Showing posts with label Sundowning. Show all posts
Showing posts with label Sundowning. Show all posts

Tuesday, December 30, 2014

Sundowning

Bob is struggling more then ever with "Sundowning". His agitation and confusion are so bad from about 4:00 Pm until he goes to bed that I am struggling to care for him. The hallucinations although not as frequent, seem to be very intense. He wants something- but does not know what. He stands in the middle of the living room looking lost and confused.  He often does not think he  is home and becomes very upset if I dont take him to find his house. For a few weeks I could take him for a walk around the neighborhood but that does not work anymore.. Now I have to Put him in the jeep.. drive around for about 20 minutes ..then pull up to the house and say--"well here we are-- home at last.."
Sometimes it works.. Sometimes we have to do this 4 or 5 times a night...
I am feeling a bit tired and rundown.  Thank goodness gas is cheaper..



Monday, December 22, 2014

Lack of Christmas Spirit

Day 7 of Bob feeling poorly and day 3 for me.
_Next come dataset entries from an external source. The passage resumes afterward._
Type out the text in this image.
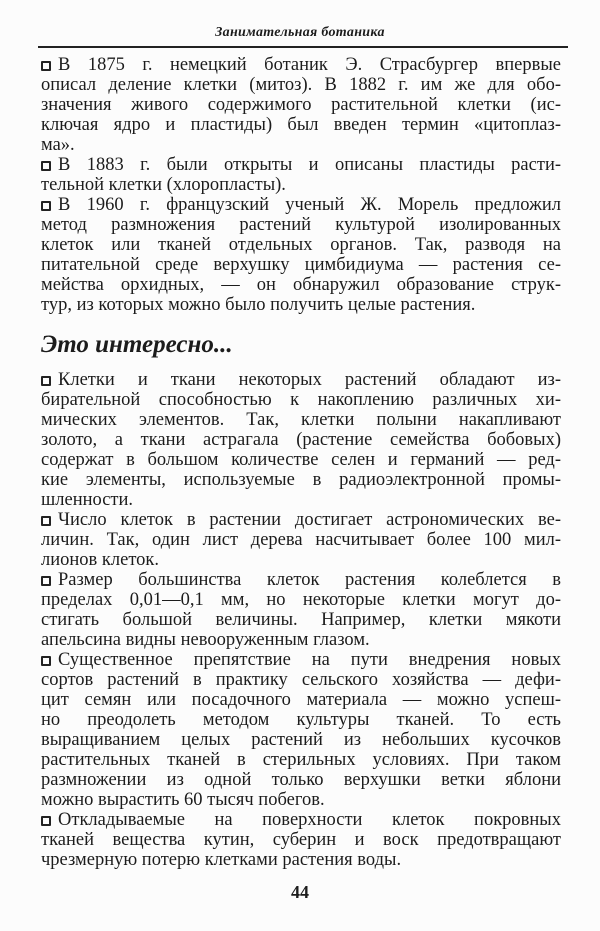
Занимательная ботаника
В 1875 г. немецкий ботаник Э. Страсбургер впервые
описал деление клетки (митоз). В 1882 г. им же для обо-
значения живого содержимого растительной клетки (ис-
ключая ядро и пластиды) был введен термин «цитоплаз-
ма».
В 1883 г. были открыты и описаны пластиды расти-
тельной клетки (хлоропласты).
В 1960 г. французский ученый Ж. Морель предложил
метод размножения растений культурой изолированных
клеток или тканей отдельных органов. Так, разводя на
питательной среде верхушку цимбидиума — растения се-
мейства орхидных, — он обнаружил образование струк-
тур, из которых можно было получить целые растения.
Это интересно...
Клетки и ткани некоторых растений обладают из-
бирательной способностью к накоплению различных хи-
мических элементов. Так, клетки полыни накапливают
золото, а ткани астрагала (растение семейства бобовых)
содержат в большом количестве селен и германий — ред-
кие элементы, используемые в радиоэлектронной промы-
шленности.
Число клеток в растении достигает астрономических ве-
личин. Так, один лист дерева насчитывает более 100 мил-
лионов клеток.
Размер большинства клеток растения колеблется в
пределах 0,01—0,1 мм, но некоторые клетки могут до-
стигать большой величины. Например, клетки мякоти
апельсина видны невооруженным глазом.
Существенное препятствие на пути внедрения новых
сортов растений в практику сельского хозяйства — дефи-
цит семян или посадочного материала — можно успеш-
но преодолеть методом культуры тканей. То есть
выращиванием целых растений из небольших кусочков
растительных тканей в стерильных условиях. При таком
размножении из одной только верхушки ветки яблони
можно вырастить 60 тысяч побегов.
Откладываемые на поверхности клеток покровных
тканей вещества кутин, суберин и воск предотвращают
чрезмерную потерю клетками растения воды.
44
I seem to have caught what ever virus Bob had, which considering what I have had to clean up the last week seemed inevitable. In case I havent mentioned it.. I am a tad OCD or a germaphobe about cleaning  and handwashing. And Yes-- I still "caught it".  
 Ugh.. Its really hard to take care of a Dementia Patient when all you want to do is curl up in a ball and hope you are alive in the morning.  Not feeling the Christmas spirit at all this year.. might be from lack of oxygen... Thats my theory anyway..... The evenings are the worst.. When I most want to just sit and rest, Bob is agitated and wandering.. Sundowning is worse then ever.

Monday, December 1, 2014

More Changes

Different times of the day can make such a difference with a Dementia Patient. Bob  now struggles horribly for the first hour after he wakes.  Then he kind of levels out for 4 or 5 hours and then in the afternoon he begins to rapidly decline again. So much that he almost seems like a different person.  I hate that his body is starting to have difficulties. Last night when it was time to go to bed he couldnt walk. . He couldnt even do his "shuffle" that happens when he is tired. We had to carry him to bed.  I was very worried that when he woke in the middle of the night he may try to get up and fall, so I barely slept so I could listen for him. This morning although he was slow he was up and walking like normal. I have also noticed the myclonic jerks are becoming more and more frequent, which probably bother me more then Bob. He rarely seems to notice them. He often doesnt make a lot of sense when he talks anymore but if you are really patient and listen you can figure out what he wants to say. .So many changes in such a  short amount of time. I hate this disease.

Friday, May 23, 2014

Time

“Dost thou love life?  Then do not squander time,  
for that’s the stuff life is made of.”
―Benjamin Franklin

Time is something that seems to fly and drag at the same time. How is that possible you ask? Day after day as we deal with this monster called Dementia I waffle back and forth. Some days seem to drag on and on and on. Other days I realize how limited my time with Bob really is and I want time to stand still. In my heart I know I have no control over this, but as I sit on the deck with Bob in the sunlight of the mornings I look at him and see " MY BOB". The man that took my breath away when we first met. In the late afternoon hours when "Sundowning" begins I sit and search for glimpses of "Old Bob" in "New Bob's" face. I realize in those moments that time is not on our side and I need to make the best of each moment. How can just a span of a few hours make such a huge difference in a Dementia patients mind? I will never understand.